Undoubtedly, some of these uncounted deaths may also represent disruptions from pandemic-related public health measures that hindered or discouraged people’s access to health care or increased their risk of dying, even if they were never infected themselves. Evidence has suggested, for instance, that people have became more reluctant to visit the ER in recent months, while growing rates of unemployment and housing instability may have contributed to problems with mental health and substance use. However, the emotional or financial stress indirectly caused by the pandemic shouldn’t be seen as a justification for governments to rush ahead with reopening in places where the virus is still clearly spreading, according to Woolf.
“Inadequate efforts to control community spread allow infections to spread, and this only worsens and prolongs the pain and adverse health effects of the pandemic. The public shouldn’t be fooled by short-term gain,” Woolf said. “Not enforcing masks and social distancing, and refraining from closing businesses or venues that fuel the spread of disease might seem to lessen disruption in the short term, but the surge in cases that will surely follow a few weeks later will force elected officials to reinstate restrictions, prolong the epidemic, and claim even more lives.”
Indeed, when judged on a global scale, it’s obvious the U.S.’s vacillations have made for a historically bad containment plan, as another new study out Monday in JAMA shows.
That study found that most other countries similar to the U.S., including those with huge outbreaks in the beginning like Italy and France, have experienced lower excess death rates this year, thanks in part to strict restrictions early on that greatly suppressed the spread of the virus. Some countries, such as South Korea, have now resumed nearly all normal activities. And though there are now worrying spikes in much of Europe that have propelled fears of a second wave, these countries are likely on firmer ground to contain their respective outbreaks than they were earlier in the year. (For one, we now have cheap steroid treatments for the most severe cases).
Meanwhile, the U.S. is now likely experiencing the third peak of a first wave that has never truly ended, with many states reporting daily case tolls not seen since the summer. “Our inability to organize a similar national response and the impatience of Americans to stay the course has left us not only with higher death rates but a more prolonged epidemic and more devastated economy,” Woolf noted.
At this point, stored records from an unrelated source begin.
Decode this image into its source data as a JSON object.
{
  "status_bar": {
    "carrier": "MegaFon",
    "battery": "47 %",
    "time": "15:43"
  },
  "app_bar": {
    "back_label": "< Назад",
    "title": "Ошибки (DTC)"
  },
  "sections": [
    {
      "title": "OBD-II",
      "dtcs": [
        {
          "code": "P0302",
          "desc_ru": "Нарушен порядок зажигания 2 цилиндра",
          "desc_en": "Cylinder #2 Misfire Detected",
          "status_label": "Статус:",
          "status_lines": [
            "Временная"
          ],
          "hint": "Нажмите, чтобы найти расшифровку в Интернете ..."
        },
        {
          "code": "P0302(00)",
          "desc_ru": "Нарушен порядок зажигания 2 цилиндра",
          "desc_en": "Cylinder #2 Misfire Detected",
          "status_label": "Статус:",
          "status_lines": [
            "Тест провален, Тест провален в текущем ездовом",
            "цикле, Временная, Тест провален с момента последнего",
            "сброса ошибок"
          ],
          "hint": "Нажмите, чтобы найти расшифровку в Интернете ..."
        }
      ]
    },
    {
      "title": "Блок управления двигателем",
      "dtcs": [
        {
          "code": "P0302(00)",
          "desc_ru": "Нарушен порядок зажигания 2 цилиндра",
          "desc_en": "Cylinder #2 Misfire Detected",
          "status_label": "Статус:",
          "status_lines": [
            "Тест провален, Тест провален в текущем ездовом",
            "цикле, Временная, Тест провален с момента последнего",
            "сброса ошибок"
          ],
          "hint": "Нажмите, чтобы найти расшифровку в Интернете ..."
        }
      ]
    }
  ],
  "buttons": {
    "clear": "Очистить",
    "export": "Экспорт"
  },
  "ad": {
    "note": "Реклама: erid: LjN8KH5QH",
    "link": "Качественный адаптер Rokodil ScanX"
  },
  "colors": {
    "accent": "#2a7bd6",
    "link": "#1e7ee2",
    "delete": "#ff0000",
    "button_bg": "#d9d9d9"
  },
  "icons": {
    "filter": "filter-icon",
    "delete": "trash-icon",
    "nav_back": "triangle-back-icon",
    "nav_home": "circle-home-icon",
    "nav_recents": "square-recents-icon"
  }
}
It’s likely that we won’t know the true toll of both the pandemic and the U.S.’ collective failure in controlling it for quite some time. “It will probably take one to two years to accurately describe the deaths that occurred in 2020 and even longer to document the ripple effects, such as excess deaths in the next few years stemming from complications that were set into motion by the pandemic,” Woolf said. “Although much of this picture will fill in within one to three years, it may take much longer—perhaps decades—to track the effects on today’s children and how exposure to the trauma of the pandemic changed their health trajectory.”